Cura do câncer de próstata pode atingir 98%; saiba mais

A cura para o câncer de próstata pode atingir até 98% quando diagnosticado e tratado no começo da doença, segundo Gilberto Laurino Almeida, supervisor de robótica da Sociedade Brasileira de Urologia. O médico enfatiza que a chance de cura varia de acordo com o estágio da doença no momento do tratamento. Quanto mais cedo for identificado, maior a probabilidade de recuperação. Em contrapartida, casos diagnosticados em fases mais avançadas apresentam menores chances de sucesso no tratamento.

O Instituto Nacional de Câncer (Inca) projeta que, em 2023, surgirão 71.730 novos casos de câncer de próstata no Brasil. Este tipo de câncer é o mais comum entre os homens, perdendo apenas para os cânceres de pele não-melanoma. Dados relacionados à mortalidade indicam que, neste ano, 17.093 homens devem falecer devido à doença, o que equivale a aproximadamente 47 mortes diárias.

Almeida também ressaltou a importância de os homens cuidarem de sua saúde. Essa mensagem será central na Campanha Novembro Azul de 2025, que está prestes a ser lançada. Ele comentou que é fundamental que os homens se preocupem com a saúde de forma ampla, e não apenas com a próstata. A campanha busca conscientizar sobre a importância de um check-up regular, uma vez que o diagnóstico precoce pode ser determinante para a cura. Almeida destacou que o homem que não adota esse cuidado pode perder anos de vida devido a doenças que podem ser prevenidas.

Como parte das iniciativas do Novembro Azul, a Sociedade Brasileira de Urologia realizará um mutirão de atendimentos em Florianópolis no dia 12 de novembro, durante o 40º Congresso Brasileiro de Urologia, que acontece entre os dias 15 e 18. Este mutirão oferecerá avaliações para detecção do câncer de próstata. Homens com suspeita da doença poderão ser encaminhados para biópsias e, se confirmada a presença do câncer, receberão orientações sobre o tratamento adequado.

A maioria dos casos de câncer de próstata, entre 85% e 90%, é esporádica, ou seja, não tem relação com antecedentes familiares. O preventivo envolve consultas regulares com um urologista, recomendando visitas anuais para garantir a detecção precoce da doença. O tratamento, quando iniciado na fase inicial, é altamente eficaz, resultando em altas taxas de cura.

Em relação às opções de tratamento, a cirurgia robótica é a técnica mais atual utilizada para a remoção de tumores na próstata. Almeida endossou a decisão do Ministério da Saúde de incluir a prostatectomia radical assistida por robô no Sistema Único de Saúde (SUS) para pacientes com câncer avançado. No entanto, ele alertou que, apesar da aprovação, os hospitais podem enfrentar desafios para disponibilizar essa tecnologia avançada. Isso ocorre porque a aquisição dos equipamentos, a instalação e o treinamento das equipes envolvem muito tempo e recursos.

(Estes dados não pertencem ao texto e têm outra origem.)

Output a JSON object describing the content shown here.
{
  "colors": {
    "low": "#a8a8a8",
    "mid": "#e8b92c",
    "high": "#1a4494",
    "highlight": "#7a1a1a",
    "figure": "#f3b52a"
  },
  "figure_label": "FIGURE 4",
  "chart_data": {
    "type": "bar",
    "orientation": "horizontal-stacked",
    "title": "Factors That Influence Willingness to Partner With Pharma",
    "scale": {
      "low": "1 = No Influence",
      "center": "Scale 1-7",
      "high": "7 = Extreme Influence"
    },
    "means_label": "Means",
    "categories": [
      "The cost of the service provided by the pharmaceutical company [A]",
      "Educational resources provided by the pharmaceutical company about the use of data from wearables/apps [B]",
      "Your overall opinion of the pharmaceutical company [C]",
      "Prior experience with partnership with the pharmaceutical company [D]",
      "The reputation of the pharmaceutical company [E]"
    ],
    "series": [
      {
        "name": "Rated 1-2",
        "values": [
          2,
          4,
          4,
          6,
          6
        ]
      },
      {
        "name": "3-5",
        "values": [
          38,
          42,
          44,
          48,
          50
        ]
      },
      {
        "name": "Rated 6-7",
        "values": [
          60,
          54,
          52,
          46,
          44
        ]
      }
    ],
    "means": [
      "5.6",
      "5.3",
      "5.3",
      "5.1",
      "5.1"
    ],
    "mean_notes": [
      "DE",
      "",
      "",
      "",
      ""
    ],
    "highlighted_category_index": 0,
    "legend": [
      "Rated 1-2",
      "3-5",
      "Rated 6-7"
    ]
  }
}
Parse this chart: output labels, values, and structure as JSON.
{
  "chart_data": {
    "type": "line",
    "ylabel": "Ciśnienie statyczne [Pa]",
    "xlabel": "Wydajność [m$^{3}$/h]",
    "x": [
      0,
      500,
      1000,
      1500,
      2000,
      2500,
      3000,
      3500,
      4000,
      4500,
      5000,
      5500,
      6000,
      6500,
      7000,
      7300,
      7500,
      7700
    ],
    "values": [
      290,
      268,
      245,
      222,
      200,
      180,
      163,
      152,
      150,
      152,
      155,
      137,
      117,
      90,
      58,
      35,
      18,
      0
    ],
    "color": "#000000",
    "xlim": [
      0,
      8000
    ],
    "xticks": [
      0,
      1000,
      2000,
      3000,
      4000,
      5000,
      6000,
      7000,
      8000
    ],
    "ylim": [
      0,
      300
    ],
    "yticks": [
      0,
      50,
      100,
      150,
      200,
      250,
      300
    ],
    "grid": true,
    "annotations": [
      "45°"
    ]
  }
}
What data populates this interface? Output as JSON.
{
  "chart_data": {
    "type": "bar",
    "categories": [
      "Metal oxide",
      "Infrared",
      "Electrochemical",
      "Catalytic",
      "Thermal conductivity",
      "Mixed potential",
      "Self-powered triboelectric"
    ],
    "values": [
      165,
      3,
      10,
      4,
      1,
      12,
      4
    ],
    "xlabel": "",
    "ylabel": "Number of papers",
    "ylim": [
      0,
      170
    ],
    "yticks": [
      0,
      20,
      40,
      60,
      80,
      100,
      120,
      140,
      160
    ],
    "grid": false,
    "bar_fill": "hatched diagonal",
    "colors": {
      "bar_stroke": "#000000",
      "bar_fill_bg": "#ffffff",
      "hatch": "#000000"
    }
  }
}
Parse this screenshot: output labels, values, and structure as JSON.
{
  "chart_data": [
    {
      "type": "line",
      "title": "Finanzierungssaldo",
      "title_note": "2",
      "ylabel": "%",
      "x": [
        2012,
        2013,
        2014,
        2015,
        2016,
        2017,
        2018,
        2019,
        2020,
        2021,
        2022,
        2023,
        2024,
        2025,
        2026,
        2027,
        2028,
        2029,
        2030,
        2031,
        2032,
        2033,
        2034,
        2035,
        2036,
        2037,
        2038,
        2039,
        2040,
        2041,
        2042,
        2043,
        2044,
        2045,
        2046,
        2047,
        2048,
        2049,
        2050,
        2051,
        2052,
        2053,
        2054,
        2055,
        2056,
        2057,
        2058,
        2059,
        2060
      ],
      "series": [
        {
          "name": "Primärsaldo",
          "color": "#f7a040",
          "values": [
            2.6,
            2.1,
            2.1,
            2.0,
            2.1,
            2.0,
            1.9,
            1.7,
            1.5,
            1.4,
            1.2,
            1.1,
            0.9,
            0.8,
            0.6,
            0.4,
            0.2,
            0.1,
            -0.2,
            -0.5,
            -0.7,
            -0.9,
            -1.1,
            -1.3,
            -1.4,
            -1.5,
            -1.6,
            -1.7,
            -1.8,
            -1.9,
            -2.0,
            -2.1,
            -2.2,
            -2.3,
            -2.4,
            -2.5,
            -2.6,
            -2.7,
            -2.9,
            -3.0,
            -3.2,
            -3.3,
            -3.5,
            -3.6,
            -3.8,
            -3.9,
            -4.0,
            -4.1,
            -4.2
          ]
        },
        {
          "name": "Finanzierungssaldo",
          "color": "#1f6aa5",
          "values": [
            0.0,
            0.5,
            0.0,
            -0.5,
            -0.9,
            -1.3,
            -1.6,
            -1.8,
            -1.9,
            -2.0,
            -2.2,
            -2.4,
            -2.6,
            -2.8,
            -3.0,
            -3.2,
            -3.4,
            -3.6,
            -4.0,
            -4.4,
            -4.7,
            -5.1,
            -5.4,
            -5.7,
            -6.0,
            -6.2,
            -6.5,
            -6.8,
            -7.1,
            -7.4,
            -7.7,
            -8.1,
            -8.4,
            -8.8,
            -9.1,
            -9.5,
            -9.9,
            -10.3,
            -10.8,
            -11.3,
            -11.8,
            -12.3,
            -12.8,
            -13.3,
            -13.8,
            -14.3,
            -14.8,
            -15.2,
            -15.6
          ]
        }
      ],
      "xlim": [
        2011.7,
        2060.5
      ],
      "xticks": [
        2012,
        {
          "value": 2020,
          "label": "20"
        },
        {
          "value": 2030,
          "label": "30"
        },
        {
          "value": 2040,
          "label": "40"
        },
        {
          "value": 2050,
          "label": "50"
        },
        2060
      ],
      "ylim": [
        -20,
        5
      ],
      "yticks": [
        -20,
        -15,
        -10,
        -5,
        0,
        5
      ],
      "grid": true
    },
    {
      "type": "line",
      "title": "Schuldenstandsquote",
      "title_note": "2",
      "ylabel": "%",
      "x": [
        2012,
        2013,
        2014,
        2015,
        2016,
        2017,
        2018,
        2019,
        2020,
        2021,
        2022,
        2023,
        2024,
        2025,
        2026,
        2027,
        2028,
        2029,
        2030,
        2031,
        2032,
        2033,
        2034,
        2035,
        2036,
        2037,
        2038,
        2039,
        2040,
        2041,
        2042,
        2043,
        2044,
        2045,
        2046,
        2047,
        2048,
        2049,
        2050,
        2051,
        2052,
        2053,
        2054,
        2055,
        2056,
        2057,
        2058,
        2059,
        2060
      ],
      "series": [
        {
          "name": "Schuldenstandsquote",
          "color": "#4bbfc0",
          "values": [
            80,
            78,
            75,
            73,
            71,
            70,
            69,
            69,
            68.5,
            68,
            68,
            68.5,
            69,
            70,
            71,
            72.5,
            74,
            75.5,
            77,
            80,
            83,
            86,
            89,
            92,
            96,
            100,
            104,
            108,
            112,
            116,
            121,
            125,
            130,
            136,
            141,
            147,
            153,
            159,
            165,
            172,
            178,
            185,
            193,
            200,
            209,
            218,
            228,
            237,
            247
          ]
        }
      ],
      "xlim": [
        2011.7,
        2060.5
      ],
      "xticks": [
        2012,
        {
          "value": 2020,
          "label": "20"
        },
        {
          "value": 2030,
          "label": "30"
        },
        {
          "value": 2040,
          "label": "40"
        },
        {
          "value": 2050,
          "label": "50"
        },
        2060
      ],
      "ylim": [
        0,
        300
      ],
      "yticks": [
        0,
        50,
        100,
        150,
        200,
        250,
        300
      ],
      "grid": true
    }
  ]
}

Almeida destacou que a implementação da cirurgia robótica no SUS pode demorar mais do que os 180 dias estipulados pelo Ministério da Saúde, já que muitos hospitais ainda não estão preparados para oferecer esse tipo de tratamento, devido ao alto custo da tecnologia. Por isso, é difícil garantir que todos os pacientes terão acesso a essa opção.

Quanto à possibilidade de realizar cirurgias robóticas em hospitais privados conveniados ao SUS, a viabilidade dependerá da forma como esse processo for gerido. Almeida citou exemplos de outras cirurgias que foram introduzidas no SUS, mas ainda não foram efetivamente realizadas devido à falta de equipamentos e normatizações necessárias.

A cirurgia robótica para o câncer de próstata é uma variação da laparoscopia, onde instrumentos são inseridos através de pequenas incisões no abdômen. A operação é realizada por um cirurgião que controla equipamentos robóticos, proporcionando uma visão ampliada e maior precisão nos movimentos. Isso aumenta as chances de sucesso, especialmente em casos de câncer localizado, que pode ter taxas de cura que alcançam até 98%.